Hipólito, el de la esquina, me dijo que cuando
su abuelo se murió, se puso duro como una tabla y que a los muertos se los
entierra, porque así duros, no se los puede plegar y guardar en un sitio que
evite que estén siempre en el medio.
Se los podría guardar en el altillo, o en el
galpón de las herramientas. Pero así, duros y sin doblar, no hay altillo ni
galpón en que puedan caber sin molestar cuando vas a buscar el maíz para las
gallinas o las tijeras de podar.
Por eso, urgía hacer algo con la tía. Porque
parece que otra desventaja de morirte es que al tiempo empiezas a oler fatal.
Como si no te ducharas durante meses. Hay que ver que los muertos no se pueden
duchar, que ni siquiera pueden abrir el grifo, y menos aún sostener la cortina
del baño para que no se salga toda el agua para afuera.
Al final decidieron que había que ir a buscar
al cura, que no había forma de entretener a la tía durante más tiempo sin que
se pusiera dura del todo.
Yo no sé bien para qué fueron a buscarlo,
porque hacer, no hizo nada. ¿Los curas no hacen milagros? Pues este, no. Ni la
resucitó, ni nada de nada.
La tía no opinaba, pero sus ojos fijos en la
cazuela humeante que nadie había quitado del fuego lo decían todo.

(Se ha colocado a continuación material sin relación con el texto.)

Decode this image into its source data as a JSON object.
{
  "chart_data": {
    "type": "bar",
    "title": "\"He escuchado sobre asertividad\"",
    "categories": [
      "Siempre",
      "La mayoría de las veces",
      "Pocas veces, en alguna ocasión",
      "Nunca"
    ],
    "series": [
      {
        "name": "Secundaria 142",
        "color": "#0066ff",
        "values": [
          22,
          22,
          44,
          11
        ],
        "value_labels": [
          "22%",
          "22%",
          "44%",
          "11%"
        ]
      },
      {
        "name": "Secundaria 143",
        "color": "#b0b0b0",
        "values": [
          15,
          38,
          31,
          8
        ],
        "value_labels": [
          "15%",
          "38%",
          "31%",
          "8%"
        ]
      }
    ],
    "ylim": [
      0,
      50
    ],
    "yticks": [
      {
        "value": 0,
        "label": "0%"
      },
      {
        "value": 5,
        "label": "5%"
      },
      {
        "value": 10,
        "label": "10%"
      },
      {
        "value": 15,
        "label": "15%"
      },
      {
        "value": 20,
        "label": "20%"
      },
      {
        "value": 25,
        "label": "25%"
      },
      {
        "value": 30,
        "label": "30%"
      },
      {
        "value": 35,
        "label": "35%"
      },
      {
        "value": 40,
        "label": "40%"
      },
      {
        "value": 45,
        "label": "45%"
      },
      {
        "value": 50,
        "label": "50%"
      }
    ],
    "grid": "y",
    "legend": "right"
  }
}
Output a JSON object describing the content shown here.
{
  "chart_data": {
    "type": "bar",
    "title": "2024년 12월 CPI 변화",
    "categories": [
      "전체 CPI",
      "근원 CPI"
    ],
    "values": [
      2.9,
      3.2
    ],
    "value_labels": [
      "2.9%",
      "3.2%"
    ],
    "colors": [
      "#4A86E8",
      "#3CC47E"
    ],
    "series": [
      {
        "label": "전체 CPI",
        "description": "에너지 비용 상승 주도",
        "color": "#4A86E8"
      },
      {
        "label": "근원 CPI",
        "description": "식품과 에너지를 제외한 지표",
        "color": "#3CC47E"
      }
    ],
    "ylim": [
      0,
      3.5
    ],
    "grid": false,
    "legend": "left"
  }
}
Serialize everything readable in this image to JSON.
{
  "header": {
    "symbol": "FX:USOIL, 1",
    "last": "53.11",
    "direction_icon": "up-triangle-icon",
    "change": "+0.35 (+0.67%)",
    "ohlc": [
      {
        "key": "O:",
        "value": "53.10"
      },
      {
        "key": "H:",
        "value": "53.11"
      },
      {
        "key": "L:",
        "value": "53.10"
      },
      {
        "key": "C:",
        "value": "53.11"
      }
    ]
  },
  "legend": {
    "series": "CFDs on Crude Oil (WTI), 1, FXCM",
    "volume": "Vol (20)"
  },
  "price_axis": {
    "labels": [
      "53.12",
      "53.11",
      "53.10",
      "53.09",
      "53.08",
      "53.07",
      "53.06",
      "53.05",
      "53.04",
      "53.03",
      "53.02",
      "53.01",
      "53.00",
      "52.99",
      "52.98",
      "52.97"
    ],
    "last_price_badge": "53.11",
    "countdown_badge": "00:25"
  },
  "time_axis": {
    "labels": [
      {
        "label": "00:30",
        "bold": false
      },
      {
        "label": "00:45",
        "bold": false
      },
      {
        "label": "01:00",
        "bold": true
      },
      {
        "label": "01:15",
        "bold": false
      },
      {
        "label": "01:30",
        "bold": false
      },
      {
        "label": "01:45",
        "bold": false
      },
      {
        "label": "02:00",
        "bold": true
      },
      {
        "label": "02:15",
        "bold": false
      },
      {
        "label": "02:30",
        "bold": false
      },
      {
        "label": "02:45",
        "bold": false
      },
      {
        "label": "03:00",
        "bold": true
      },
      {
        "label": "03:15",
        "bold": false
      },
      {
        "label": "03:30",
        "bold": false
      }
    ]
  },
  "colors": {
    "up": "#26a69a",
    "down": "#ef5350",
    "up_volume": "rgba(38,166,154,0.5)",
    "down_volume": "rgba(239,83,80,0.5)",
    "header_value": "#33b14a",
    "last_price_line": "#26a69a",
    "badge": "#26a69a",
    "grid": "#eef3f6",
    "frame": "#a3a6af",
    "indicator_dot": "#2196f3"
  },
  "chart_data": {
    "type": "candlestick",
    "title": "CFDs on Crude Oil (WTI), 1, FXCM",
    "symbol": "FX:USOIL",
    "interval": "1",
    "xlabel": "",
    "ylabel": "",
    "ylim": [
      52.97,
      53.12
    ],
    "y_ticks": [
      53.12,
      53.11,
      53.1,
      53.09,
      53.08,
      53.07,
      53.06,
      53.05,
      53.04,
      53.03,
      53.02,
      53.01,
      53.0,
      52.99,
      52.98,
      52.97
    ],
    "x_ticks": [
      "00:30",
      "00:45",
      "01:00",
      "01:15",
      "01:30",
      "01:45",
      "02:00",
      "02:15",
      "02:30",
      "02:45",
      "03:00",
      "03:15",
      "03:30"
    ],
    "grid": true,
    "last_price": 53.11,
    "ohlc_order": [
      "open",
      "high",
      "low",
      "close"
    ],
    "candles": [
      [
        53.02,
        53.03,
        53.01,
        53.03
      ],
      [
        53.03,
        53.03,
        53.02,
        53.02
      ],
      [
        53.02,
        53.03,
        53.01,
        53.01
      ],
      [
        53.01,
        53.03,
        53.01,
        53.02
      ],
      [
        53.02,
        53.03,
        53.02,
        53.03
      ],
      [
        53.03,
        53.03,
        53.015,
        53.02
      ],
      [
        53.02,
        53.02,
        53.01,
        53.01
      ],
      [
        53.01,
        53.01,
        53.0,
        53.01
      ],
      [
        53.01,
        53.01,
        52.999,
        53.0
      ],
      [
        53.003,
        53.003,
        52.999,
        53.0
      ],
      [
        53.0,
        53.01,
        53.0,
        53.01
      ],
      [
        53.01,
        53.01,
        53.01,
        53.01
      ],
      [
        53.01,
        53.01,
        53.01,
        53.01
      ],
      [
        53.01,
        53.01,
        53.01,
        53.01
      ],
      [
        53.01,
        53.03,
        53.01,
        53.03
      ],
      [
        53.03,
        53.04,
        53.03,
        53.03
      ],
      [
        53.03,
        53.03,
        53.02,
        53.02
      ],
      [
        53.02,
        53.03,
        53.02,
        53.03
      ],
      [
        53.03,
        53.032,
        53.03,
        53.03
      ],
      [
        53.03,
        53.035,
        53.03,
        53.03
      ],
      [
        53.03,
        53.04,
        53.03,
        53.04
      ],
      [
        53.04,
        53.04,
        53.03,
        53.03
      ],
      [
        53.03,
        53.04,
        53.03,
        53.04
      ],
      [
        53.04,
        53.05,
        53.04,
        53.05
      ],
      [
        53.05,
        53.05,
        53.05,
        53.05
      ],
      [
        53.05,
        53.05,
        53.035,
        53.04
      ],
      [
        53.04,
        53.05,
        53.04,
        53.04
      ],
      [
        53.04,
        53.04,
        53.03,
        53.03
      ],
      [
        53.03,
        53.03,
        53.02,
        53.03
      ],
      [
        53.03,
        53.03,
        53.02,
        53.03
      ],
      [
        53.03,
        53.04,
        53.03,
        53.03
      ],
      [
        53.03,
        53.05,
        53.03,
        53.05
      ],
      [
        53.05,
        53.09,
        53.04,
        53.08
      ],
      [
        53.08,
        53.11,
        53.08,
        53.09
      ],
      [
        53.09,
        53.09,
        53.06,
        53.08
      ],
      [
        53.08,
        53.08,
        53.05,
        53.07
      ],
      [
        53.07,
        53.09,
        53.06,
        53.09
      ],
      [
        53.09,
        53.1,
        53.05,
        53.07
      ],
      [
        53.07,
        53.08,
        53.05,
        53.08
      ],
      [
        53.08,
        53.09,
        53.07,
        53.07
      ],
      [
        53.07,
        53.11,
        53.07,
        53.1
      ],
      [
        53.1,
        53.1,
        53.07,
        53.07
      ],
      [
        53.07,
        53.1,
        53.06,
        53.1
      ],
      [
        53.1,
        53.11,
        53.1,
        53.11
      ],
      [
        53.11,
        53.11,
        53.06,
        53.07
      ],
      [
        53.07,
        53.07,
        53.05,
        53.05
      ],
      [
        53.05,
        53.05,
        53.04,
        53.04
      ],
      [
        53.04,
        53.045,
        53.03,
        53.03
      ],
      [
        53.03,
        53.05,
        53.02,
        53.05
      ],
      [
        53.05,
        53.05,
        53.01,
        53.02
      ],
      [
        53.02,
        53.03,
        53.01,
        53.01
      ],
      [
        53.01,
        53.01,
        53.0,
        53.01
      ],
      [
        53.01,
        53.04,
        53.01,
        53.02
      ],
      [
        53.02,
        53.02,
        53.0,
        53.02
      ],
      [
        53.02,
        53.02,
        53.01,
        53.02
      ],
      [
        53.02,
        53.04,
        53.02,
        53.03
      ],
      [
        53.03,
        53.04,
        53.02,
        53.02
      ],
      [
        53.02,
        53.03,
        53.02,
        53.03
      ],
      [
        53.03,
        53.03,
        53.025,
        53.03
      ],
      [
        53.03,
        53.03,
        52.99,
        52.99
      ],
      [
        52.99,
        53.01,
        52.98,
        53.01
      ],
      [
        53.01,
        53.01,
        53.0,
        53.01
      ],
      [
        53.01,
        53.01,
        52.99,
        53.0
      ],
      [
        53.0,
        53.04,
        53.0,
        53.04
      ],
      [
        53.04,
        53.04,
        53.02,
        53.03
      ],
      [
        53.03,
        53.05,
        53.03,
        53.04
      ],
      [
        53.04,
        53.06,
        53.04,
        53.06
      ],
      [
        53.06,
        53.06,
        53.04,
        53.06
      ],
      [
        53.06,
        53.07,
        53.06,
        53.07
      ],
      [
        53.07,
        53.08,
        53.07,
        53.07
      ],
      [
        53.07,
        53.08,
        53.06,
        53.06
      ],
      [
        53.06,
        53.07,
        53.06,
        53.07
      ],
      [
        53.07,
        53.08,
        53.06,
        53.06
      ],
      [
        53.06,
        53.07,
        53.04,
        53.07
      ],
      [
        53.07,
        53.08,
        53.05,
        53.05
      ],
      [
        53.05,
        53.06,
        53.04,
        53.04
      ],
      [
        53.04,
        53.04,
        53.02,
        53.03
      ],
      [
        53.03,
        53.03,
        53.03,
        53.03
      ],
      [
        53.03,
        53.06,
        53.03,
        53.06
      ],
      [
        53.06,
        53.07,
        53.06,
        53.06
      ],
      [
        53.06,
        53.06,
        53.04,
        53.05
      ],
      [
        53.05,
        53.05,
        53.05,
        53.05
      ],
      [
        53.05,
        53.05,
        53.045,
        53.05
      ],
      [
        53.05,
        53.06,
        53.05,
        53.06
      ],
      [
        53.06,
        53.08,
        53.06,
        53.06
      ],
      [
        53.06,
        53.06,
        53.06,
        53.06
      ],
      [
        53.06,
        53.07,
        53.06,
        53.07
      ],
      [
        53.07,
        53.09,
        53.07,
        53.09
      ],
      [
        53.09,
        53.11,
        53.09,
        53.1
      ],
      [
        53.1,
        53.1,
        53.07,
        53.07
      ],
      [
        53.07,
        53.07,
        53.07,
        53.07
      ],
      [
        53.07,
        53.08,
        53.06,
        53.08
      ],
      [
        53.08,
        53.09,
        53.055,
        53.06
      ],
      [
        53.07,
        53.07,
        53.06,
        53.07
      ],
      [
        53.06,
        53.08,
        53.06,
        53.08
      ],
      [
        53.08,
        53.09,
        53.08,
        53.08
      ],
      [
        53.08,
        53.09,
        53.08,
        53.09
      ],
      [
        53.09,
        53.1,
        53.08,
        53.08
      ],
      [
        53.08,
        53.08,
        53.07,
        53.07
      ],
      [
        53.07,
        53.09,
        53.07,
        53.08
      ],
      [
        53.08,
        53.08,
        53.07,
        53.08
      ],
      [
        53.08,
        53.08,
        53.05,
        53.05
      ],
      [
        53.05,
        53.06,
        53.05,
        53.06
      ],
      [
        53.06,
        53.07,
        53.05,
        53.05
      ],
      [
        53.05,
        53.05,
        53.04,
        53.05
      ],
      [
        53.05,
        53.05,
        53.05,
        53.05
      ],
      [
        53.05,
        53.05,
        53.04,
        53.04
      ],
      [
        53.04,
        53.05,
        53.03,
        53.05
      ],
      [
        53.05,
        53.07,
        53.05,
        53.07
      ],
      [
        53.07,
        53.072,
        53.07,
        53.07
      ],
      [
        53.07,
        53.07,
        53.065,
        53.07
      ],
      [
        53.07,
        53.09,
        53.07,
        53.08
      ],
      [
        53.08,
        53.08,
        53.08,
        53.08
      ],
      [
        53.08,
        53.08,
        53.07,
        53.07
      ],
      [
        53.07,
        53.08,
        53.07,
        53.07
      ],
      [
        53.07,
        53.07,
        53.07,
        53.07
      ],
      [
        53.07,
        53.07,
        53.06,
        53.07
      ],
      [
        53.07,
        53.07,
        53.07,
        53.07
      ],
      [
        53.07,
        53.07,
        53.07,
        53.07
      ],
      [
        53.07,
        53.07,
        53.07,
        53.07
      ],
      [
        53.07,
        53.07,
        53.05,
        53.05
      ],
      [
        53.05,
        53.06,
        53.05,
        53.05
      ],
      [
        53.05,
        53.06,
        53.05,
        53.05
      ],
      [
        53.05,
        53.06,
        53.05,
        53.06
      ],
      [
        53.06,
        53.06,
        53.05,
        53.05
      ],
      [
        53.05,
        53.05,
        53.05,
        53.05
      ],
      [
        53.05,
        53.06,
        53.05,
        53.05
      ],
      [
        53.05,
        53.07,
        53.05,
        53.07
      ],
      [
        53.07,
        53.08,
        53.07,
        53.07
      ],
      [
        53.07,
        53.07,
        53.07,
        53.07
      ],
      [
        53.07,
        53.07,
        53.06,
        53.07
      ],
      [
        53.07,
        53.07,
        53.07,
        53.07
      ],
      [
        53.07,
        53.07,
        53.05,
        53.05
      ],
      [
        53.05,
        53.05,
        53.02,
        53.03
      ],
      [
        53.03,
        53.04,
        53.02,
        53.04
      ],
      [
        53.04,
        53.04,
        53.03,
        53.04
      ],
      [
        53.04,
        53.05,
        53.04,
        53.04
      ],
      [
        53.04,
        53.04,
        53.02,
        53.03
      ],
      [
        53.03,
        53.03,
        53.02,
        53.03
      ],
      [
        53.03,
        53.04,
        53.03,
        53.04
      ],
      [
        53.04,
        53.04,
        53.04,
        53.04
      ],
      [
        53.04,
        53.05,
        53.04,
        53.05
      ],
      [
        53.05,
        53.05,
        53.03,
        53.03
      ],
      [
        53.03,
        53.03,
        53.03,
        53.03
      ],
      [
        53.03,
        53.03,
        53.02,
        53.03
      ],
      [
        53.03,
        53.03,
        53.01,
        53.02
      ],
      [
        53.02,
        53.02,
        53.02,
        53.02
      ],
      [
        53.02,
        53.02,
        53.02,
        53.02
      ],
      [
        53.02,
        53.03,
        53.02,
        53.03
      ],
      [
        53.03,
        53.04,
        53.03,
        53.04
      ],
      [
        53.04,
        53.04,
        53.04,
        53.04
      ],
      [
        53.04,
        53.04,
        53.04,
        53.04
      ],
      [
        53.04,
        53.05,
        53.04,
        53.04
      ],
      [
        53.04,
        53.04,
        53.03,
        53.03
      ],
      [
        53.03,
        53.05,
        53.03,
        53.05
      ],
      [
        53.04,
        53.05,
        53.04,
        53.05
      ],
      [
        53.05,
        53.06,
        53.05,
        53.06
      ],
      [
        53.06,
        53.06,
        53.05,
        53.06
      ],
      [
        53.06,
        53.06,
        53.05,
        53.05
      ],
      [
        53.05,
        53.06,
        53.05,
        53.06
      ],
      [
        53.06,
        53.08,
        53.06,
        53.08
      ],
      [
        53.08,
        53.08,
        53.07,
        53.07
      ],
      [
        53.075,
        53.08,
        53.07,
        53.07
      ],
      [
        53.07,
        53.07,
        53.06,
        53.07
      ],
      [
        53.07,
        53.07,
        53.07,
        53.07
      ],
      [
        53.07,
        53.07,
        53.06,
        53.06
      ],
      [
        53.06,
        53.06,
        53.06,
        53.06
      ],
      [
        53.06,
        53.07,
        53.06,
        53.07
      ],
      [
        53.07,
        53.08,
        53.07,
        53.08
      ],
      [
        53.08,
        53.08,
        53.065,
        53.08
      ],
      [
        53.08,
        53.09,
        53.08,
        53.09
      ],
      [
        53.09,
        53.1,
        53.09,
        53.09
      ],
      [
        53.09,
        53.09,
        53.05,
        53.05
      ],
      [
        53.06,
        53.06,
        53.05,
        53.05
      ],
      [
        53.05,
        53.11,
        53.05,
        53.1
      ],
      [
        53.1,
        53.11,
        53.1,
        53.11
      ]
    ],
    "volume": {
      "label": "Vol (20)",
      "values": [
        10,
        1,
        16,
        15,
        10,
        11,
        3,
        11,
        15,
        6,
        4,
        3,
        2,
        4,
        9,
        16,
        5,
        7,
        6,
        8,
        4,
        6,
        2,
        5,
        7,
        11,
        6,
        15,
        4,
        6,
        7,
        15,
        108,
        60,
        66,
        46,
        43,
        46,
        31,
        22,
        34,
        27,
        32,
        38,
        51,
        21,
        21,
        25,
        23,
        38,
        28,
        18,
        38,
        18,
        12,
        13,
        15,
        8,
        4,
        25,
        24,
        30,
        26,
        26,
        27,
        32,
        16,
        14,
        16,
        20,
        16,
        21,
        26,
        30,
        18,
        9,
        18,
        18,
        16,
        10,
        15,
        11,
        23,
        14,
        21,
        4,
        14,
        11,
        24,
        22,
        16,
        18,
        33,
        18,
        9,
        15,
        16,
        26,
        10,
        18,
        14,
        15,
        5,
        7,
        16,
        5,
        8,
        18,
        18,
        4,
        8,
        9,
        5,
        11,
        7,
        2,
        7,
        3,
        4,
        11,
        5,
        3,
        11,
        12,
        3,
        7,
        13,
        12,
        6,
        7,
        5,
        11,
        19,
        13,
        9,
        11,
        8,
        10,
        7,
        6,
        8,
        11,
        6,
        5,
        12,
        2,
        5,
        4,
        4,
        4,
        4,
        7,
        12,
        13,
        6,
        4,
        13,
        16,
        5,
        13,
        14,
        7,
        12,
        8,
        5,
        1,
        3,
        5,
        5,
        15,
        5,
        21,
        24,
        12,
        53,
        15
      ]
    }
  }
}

El cura dijo que había que cerrarle los ojos y
llevarla a un sitio en que pudiera reposar. Entonces se armó un pequeño
revuelo. Tenían que decidir si la ponían estirada en el sofá, o la llevaban a
su cama.
Mi hermana, que a esas alturas ya se había
enterado de que la tía no estaba dormida, y compartía habitación con ella, puso
el grito en el cielo. Que ella no quería tener a la muerta al lado.
—Será solo un rato —dijo mamá. Y el tío y
papá, que cargaban resoplando el cuerpo de la tía, enfilaron por el pasillo.
Pero mi hermana subió el listón y empezó a
llorar con ese llanto finito e insoportable que usa a veces. El tío y papá,
retrocediendo el pasillo para llevarla al salón.
—Pero ¿qué hacéis? —dijo mi madre —Ni caso a
la niña, que no podemos tener a la tía ahí a la vista de todos. El cura tiene
que darle el sacramento.
Berrido agudo de mi hermana. Dudas en el
pasillo. La tía empezó a resbalarse. El culo le tocaba en el suelo, y la falda
se le levantaba cada vez más.
Mientras, era el cura el que se llevaba las
manos a la cabeza.
—Señores, por favor. Un respeto por la
difunta.
En eso, empezó a salir un humo negro de la
cocina. Nadie había apagado el fuego de la bechamel. El tío largó los pies de
la tía Filomena y fue corriendo para intentar hacer algo, pero llegó tarde.
Desde entonces, los azulejos de la cocina, que eran blancos, están negros y el
techo parece un cielo de noche.
El cura dijo que se tenía que ir y que dejaran
el cuerpo en un sitio de una vez.
El tío se había quemado los dedos al intentar
sacar la cacerola de la hornalla, así que papá decidió arrastrarla solo hasta
el sofá.
El cura pronunció unas palabras que nadie
entendió y empezó a mojar a la tía con el agua de un frasquito. Menos mal que
estaba muerta, porque si hay algo que a la tía no le gustaba, era que la
salpicáramos cuando armábamos la piscina de lona en el fondo. Pero claro, eso
el cura no lo sabría. Y la tía, que ya estaría muerta de estar muerta, se lo
dejó pasar.
Pero lo que yo creo que nunca nos perdonó fue
que dejáramos que se quemara la bechamel.
A veces, por las noches, se la escucha
perfectamente trastear con las cacerolas en la cocina. Yo no creo en fantasmas,
por eso no se lo digo a mi mamá. Porque, además, parece que ese asunto de la
pensión era de verdad muy complicado. Todos en casa, tienen cara de
preocupados. Que las cosas de oro de la tía solo dan para un mes más de
alquiler, he escuchado que decían.
Y siguen discutiendo entre ellos, como cuando mi
primo el Benja y yo nos ponemos farrucos y no hay quien consiga que hagamos las
paces.
En el fondo no creo que nadie la eche tanto de
menos como yo. Que extraño mucho a la tía Filomena. Y, sobre todo, a sus
croquetas.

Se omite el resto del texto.